Surnommées les « sponsorettes », ces filles entretiennent sur Instagram l’image de la parfaite bimbo. C’est le cas de Destiny. Elle poste des vidéos fitness où on la voit en string, effectuer squats et autres dips au bord d’une piscine. Elle se dit « responsable marketing ». En scrollant son profil, on en apprend énormément sur son bronzage, le velouté de sa peau, ses rondeurs bien placées. Quelques milliers de kilomètres plus loin, un roi du pétrole va lui proposer de passer quelques jours au bord des eaux chaudes du golfe, en postant une photo de son léopard racé de compagnie et sa dernière Lamborghini. Tout commence gentiment par un « Hi friend », adressé à Destiny. Puis l’échange se poursuit par des partages d’images.
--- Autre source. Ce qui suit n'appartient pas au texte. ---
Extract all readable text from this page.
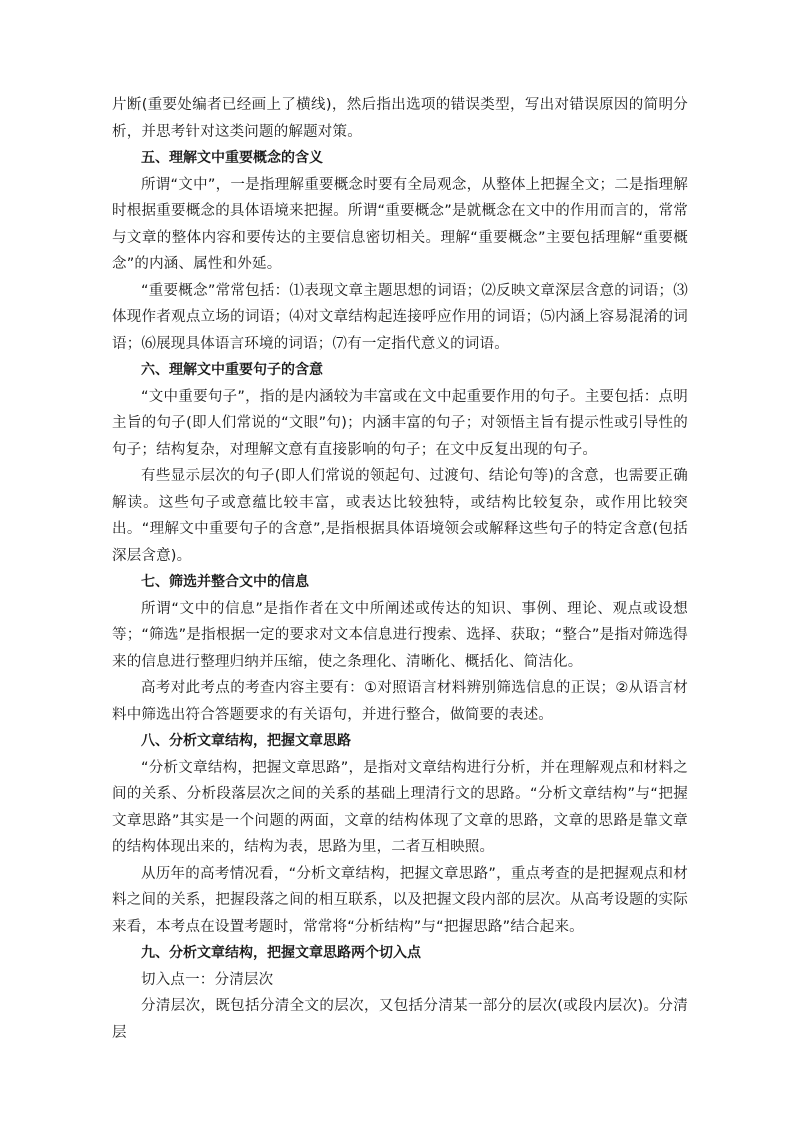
片断(重要处编者已经画上了横线)，然后指出选项的错误类型，写出对错误原因的简明分析，并思考针对这类问题的解题对策。

五、理解文中重要概念的含义

所谓“文中”，一是指理解重要概念时要有全局观念，从整体上把握全文；二是指理解时根据重要概念的具体语境来把握。所谓“重要概念”是就概念在文中的作用而言的，常常与文章的整体内容和要传达的主要信息密切相关。理解“重要概念”主要包括理解“重要概念”的内涵、属性和外延。

“重要概念”常常包括：⑴表现文章主题思想的词语；⑵反映文章深层含意的词语；⑶体现作者观点立场的词语；⑷对文章结构起连接呼应作用的词语；⑸内涵上容易混淆的词语；⑹展现具体语言环境的词语；⑺有一定指代意义的词语。

六、理解文中重要句子的含意

“文中重要句子”，指的是内涵较为丰富或在文中起重要作用的句子。主要包括：点明主旨的句子(即人们常说的“文眼”句)；内涵丰富的句子；对领悟主旨有提示性或引导性的句子；结构复杂，对理解文意有直接影响的句子；在文中反复出现的句子。

有些显示层次的句子(即人们常说的领起句、过渡句、结论句等)的含意，也需要正确解读。这些句子或意蕴比较丰富，或表达比较独特，或结构比较复杂，或作用比较突出。“理解文中重要句子的含意”,是指根据具体语境领会或解释这些句子的特定含意(包括深层含意)。

七、筛选并整合文中的信息

所谓“文中的信息”是指作者在文中所阐述或传达的知识、事例、理论、观点或设想等；“筛选”是指根据一定的要求对文本信息进行搜索、选择、获取；“整合”是指对筛选得来的信息进行整理归纳并压缩，使之条理化、清晰化、概括化、简洁化。

高考对此考点的考查内容主要有：①对照语言材料辨别筛选信息的正误；②从语言材料中筛选出符合答题要求的有关语句，并进行整合，做简要的表述。

八、分析文章结构，把握文章思路

“分析文章结构，把握文章思路”，是指对文章结构进行分析，并在理解观点和材料之间的关系、分析段落层次之间的关系的基础上理清行文的思路。“分析文章结构”与“把握文章思路”其实是一个问题的两面，文章的结构体现了文章的思路，文章的思路是靠文章的结构体现出来的，结构为表，思路为里，二者互相映照。

从历年的高考情况看，“分析文章结构，把握文章思路”，重点考查的是把握观点和材料之间的关系，把握段落之间的相互联系，以及把握文段内部的层次。从高考设题的实际来看，本考点在设置考题时，常常将“分析结构”与“把握思路”结合起来。

九、分析文章结构，把握文章思路两个切入点

切入点一：分清层次

分清层次，既包括分清全文的层次，又包括分清某一部分的层次(或段内层次)。分清层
Ces jeunes femmes, 25 ans maximum, se présentent comme coach en immobilier ou en fitness, barmaid, tatoueuse ou, moins ambigu, « mannequin d’ambiance », et prennent la pose en maillot de bain sur une plage paradisiaque, brandissant des sacs Louis Vuitton. Mais qui prend les photos ? Le plus souvent, leurs sponsors. Et qui sont ces bonhommes altruistes ? Selon le site Tagthesponsor (une sorte de Wikileaks voyeuriste qui s’est donné pour mission de répertorier ces instagrameuses), trois profils de sponsor dominent : « Larry, PDG d’un Hedge fund, Mohammed le Cheikh ou Dan, le footballeur professionnel. » Leur point commun : ils possèdent des fortunes. La coach en immobilier ou en fitness vous fera vite deviner (l’échange sur le prix et la nature de la prestation peut parfois être assez direct) qu’elle a autre chose à vous faire visiter qu’un T2 sans vis-à-vis ou une salle de muscu’ dernier cri. Les prestations peuvent atteindre 70 000 dollars pour passer quelques jours aux quatre coins du monde avec des hommes richissimes. La Mecque des sponsorettes ? Dubaï. Côté face, c’est l’escort classe et distinguée. Côté pile, exit le glamour, bonjour le glauque (des demandes scatos pour quelques milliers de dollars de plus). « Les Sponsorettes décident librement de recourir à des plateformes d’échange, minimise le fondateur de TagtheSponsor. Les choix qu’elles font leur appartiennent et ne nous regardent pas. »

RENDEZ-VOUS A DUBAÏ

Selon la sociologue Sylvie Bigot, il peut s’agir, « soit d’une relation de domination dans laquelle le corps de la femme est perçu comme une marchandise, soit d’une relation de service dans laquelle la sexualité devient un bien de consommation, soit d’une relation affectivo-sexuelle à durée déterminée où la sexualité est une source d’épanouissement personnel, même pour l’escort. » Si certains Cheikhs n’hésitent pas à exhiber leur bimbo dans les dining-rooms des palaces d’Orient que la clim maintient à 18 degrés, sur les plages de piscines-lagon ou sur les ponts de quelques yachts, d’autres Émirs limiteront leurs rencontres avec leur sponsorette au huis-clos d’une chambre d’hôtel.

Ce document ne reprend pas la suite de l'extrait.